Les recommandations du dialogue inter-malien ont suscité des réactions mitigées, notamment de la part de l’ancien Premier ministre Moussa Mara.

Les récentes phases régionales du dialogue inter-Maliens, qui se sont déroulées du 20 au 22 avril, ont débouché sur l’émission d’un ensemble de recommandations. Parmi celles-ci, la mise en place d’un comité de suivi et d’évaluation, la programmation de la célébration de la fête du 22 septembre 2024 à Kidal, la réduction du nombre de partis politiques à cinq, ainsi que la prolongation de la transition de 12 à 36 mois.

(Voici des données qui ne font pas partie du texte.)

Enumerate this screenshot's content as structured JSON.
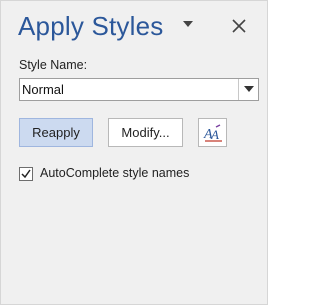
{
  "pane": {
    "title": "Apply Styles",
    "menu_icon": "chevron-down-icon",
    "close_icon": "close-icon"
  },
  "style_name": {
    "label": "Style Name:",
    "value": "Normal",
    "dropdown_icon": "chevron-down-icon"
  },
  "buttons": {
    "reapply": "Reapply",
    "modify": "Modify...",
    "style_inspector_icon": "style-inspector-icon"
  },
  "autocomplete": {
    "label": "AutoComplete style names",
    "checked": true
  },
  "colors": {
    "title": "#2b579a",
    "pane_background": "#f0f0f0",
    "reapply_background": "#ccdaf0",
    "reapply_border": "#9fb6df"
  }
}
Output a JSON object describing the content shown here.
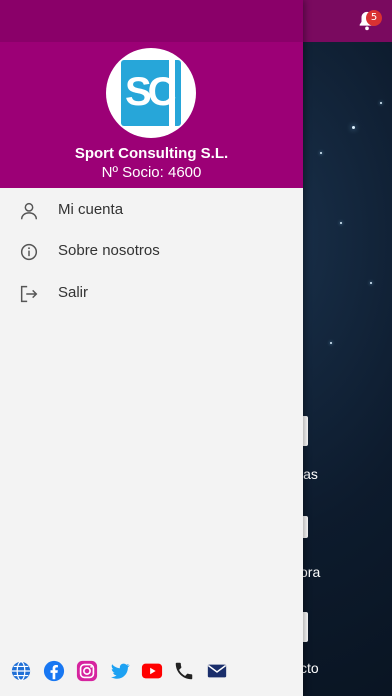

D’autres propositions ont suggéré l’élévation du premier président du Mali, Modibo Keïta, au rang de héros national, la promotion des secteurs primaires tels que l’agriculture, l’élevage et la pêche, ainsi que la promotion des cinq colonels responsables du coup d’État d’août 2020 au grade de général. Une amnistie en leur faveur a aussi été proposée.

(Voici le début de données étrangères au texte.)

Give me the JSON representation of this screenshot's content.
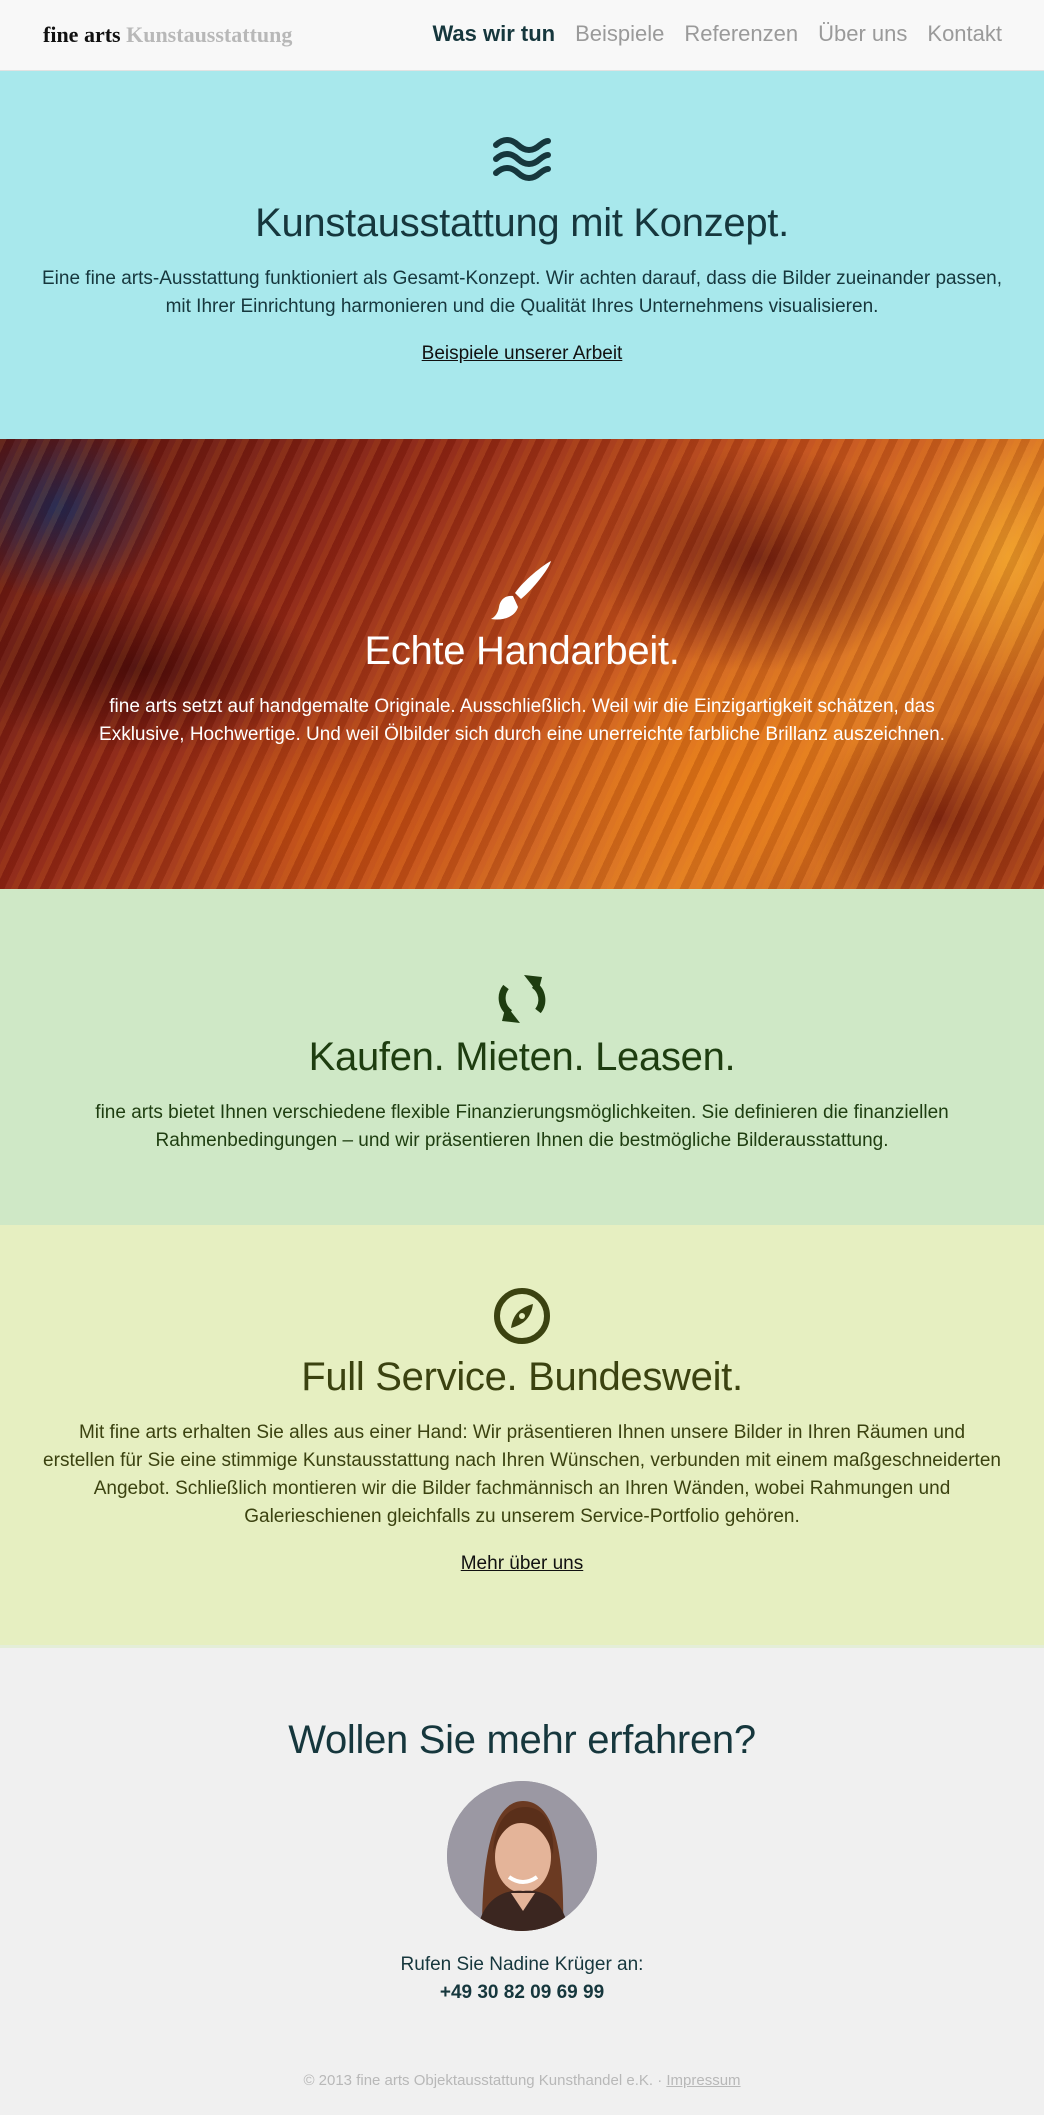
{
  "header": {
    "brand_primary": "fine arts",
    "brand_secondary": "Kunstausstattung",
    "nav": [
      {
        "label": "Was wir tun",
        "active": true
      },
      {
        "label": "Beispiele",
        "active": false
      },
      {
        "label": "Referenzen",
        "active": false
      },
      {
        "label": "Über uns",
        "active": false
      },
      {
        "label": "Kontakt",
        "active": false
      }
    ]
  },
  "concept": {
    "icon": "waves-icon",
    "title": "Kunstausstattung mit Konzept.",
    "text": "Eine fine arts-Ausstattung funktioniert als Gesamt-Konzept. Wir achten darauf, dass die Bilder zueinander passen, mit Ihrer Einrichtung harmonieren und die Qualität Ihres Unternehmens visualisieren.",
    "link": "Beispiele unserer Arbeit",
    "color": "#a8e8ec"
  },
  "handwork": {
    "icon": "paintbrush-icon",
    "title": "Echte Handarbeit.",
    "text": "fine arts setzt auf handgemalte Originale. Ausschließlich. Weil wir die Einzigartigkeit schätzen, das Exklusive, Hochwertige. Und weil Ölbilder sich durch eine unerreichte farbliche Brillanz auszeichnen."
  },
  "finance": {
    "icon": "refresh-icon",
    "title": "Kaufen. Mieten. Leasen.",
    "text": "fine arts bietet Ihnen verschiedene flexible Finanzierungsmöglichkeiten. Sie definieren die finanziellen Rahmenbedingungen – und wir präsentieren Ihnen die bestmögliche Bilderausstattung.",
    "color": "#cfe8c6"
  },
  "service": {
    "icon": "compass-icon",
    "title": "Full Service. Bundesweit.",
    "text": "Mit fine arts erhalten Sie alles aus einer Hand: Wir präsentieren Ihnen unsere Bilder in Ihren Räumen und erstellen für Sie eine stimmige Kunstausstattung nach Ihren Wünschen, verbunden mit einem maßgeschneiderten Angebot. Schließlich montieren wir die Bilder fachmännisch an Ihren Wänden, wobei Rahmungen und Galerieschienen gleichfalls zu unserem Service-Portfolio gehören.",
    "link": "Mehr über uns",
    "color": "#e6efc1"
  },
  "contact": {
    "title": "Wollen Sie mehr erfahren?",
    "call_text": "Rufen Sie Nadine Krüger an:",
    "phone": "+49 30 82 09 69 99"
  },
  "footer": {
    "copyright": "© 2013 fine arts Objektausstattung Kunsthandel e.K. · ",
    "impressum": "Impressum"
  }
}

Mais, ces recommandations ont suscité des réactions mitigées, notamment de la part de l’ancien Premier ministre Moussa Mara. Ce dernier a exprimé trois principales préoccupations: l’exclusion des principaux acteurs de l’insécurité ainsi que des acteurs politiques du processus de dialogue. Il a aussi critiqué la volonté de traiter des sujets sans lien direct avec la paix et la réconciliation, mettant ainsi en péril les objectifs fondamentaux du dialogue. Moussa Mara a également mis en lumière le risque de redondance dans le traitement de thématiques déjà abordées lors de précédentes réunions de refondation, soulignant le besoin crucial de corriger ces lacunes pour que le dialogue puisse véritablement contribuer à la paix et à la réconciliation au Mali.